Eventually the bones were picked up and were taken to the minister. After returning, initially Telfair was showered with large stones – but then the activity lessened.
The next day, another Sunday, the stone throwing began again, along with movement of other heavy items. Fires were started but were put out by neighbours. One of the children was illuminated by an unearthly radiance, which followed him into the house.
The following morning Mackie found a letter outside the house. It was bedaubed in blood and appeared to accuse an unnamed resident of the house of murder. All those who had lived there were brought to the farm but no determination of guilt could be made, even after they had all touched the bones (known as a ‘beirricht’, a way of trying to find the culprit: if the murderer was present the remains would ooze blood).
Five ministers decided to stay in the house, along with local men, praying and fasting. They were, of course, attacked with large stones and a hole was made through the thatch of the roof and the barn door was smashed along with part of the wall. They also felt as if they a hand was clasped around the legs.
Things did not improve, not matter how much praying they did.
When a man brought a dead polecat (killed by his dog on the way to the farm) into the house, they were all beaten with it, and a man felt as if a hand was thrust into his pocket and was so scared he vomited. A spade and a sieve were thrown about, and the whistling returned along with shouted words.
At this point, on the 16th of April, the Mackies finally left their house, although why it had taken until then seems madness on their part.
Activity diminished except for some trouble with the cattle, and when they came back little initially happened.
Within a few days, however, all hell was let loose: people were again pelted with rocks, fires were started, mud was thrown in the face of those at prayer, and people were beaten with staves. A voice also began to curse and shout at them, swearing that they were witches and rooks – and telling them they would be taken to Hell.
Mackie held a conversation with the spirit, and a voice said to him:
‘God gave me a commission, and I am sent to warn you the land to repent; for a judgement is to come if the land do not quickly repent, and I will return a hundred times worse upon every family in the land.’
Then it said, ‘Praise me, and I will whistle to you. Worship me, and I will trouble you no more’.
Mackie refused and the next day, a Sunday, the house was set on fire no less than seven times, although again they managed to extinguish the flames. One of the gables of the house was then demolished, and those present retired to the stable. But the violence followed them. One of the children was dragged from their resting place, and a beam was then suspended above the others, with the words,
‘If I had a commission I would brain them!’
That Monday the fire raising continued, no matter that they had removed all combustible material from around the farm.
The next day, when they were praying in the barn, they saw a black shape in one corner, which grew and slowly filled the whole building, although no features could be discerned. Mud was thrown at those attending. People felt their limbs and torsos gripped by strong hands, which left an ache for days. Then the black shape faded away.

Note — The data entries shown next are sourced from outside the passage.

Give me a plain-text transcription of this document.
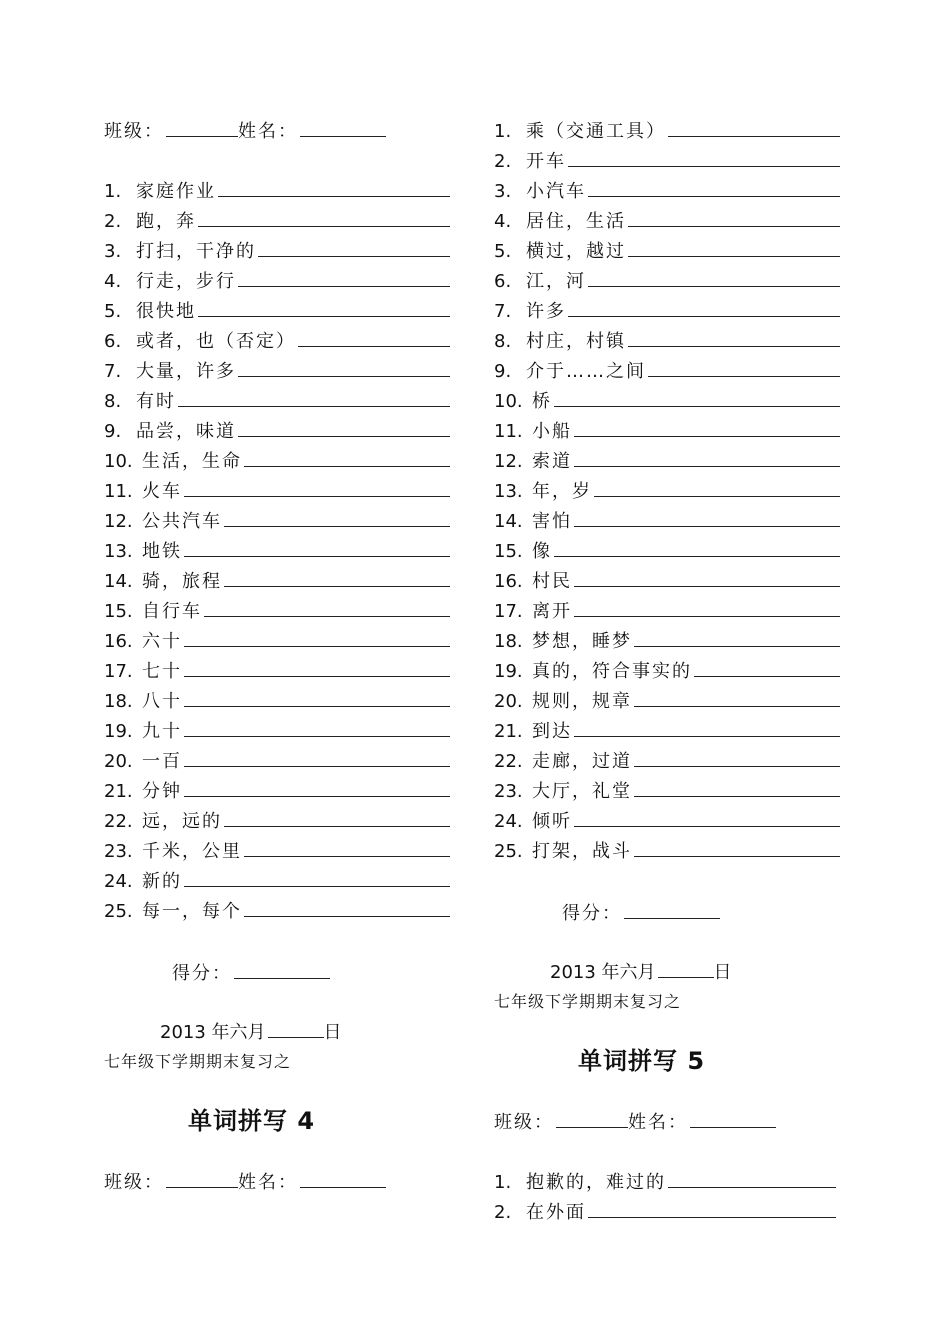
班级：	姓名：
1. 家庭作业
2. 跑，奔
3. 打扫，干净的
4. 行走，步行
5. 很快地
6. 或者，也（否定）
7. 大量，许多
8. 有时
9. 品尝，味道
10. 生活，生命
11. 火车
12. 公共汽车
13. 地铁
14. 骑，旅程
15. 自行车
16. 六十
17. 七十
18. 八十
19. 九十
20. 一百
21. 分钟
22. 远，远的
23. 千米，公里
24. 新的
25. 每一，每个
得分：
2013 年六月	日
七年级下学期期末复习之
单词拼写 4
班级：	姓名：
1. 乘（交通工具）
2. 开车
3. 小汽车
4. 居住，生活
5. 横过，越过
6. 江，河
7. 许多
8. 村庄，村镇
9. 介于……之间
10. 桥
11. 小船
12. 索道
13. 年，岁
14. 害怕
15. 像
16. 村民
17. 离开
18. 梦想，睡梦
19. 真的，符合事实的
20. 规则，规章
21. 到达
22. 走廊，过道
23. 大厅，礼堂
24. 倾听
25. 打架，战斗
得分：
2013 年六月	日
七年级下学期期末复习之
单词拼写 5
班级：	姓名：
1. 抱歉的，难过的
2. 在外面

The sheep house was torched on that Wednesday and, although the flock was saved, the building was burnt out.
This was, however, the final act in a bizarre series of violent and unexplained manifestations.
Nor is there any answer, either to why the activity started or to why it so suddenly stopped.
Some forty years earlier, the house of the weaver Gilbert Campbell was plagued by similar poltergeist activity for several months in 1655. Campbell lived and worked in the village of Glenluce in Galloway, which lies about thirty-five miles to the west of Ringcroft of Stocking. The events were eventually published in Satan’s Invisible World Discovered, some thirty years later, based on a work of 1672 called Hydrostaticks, written by George Sinclair.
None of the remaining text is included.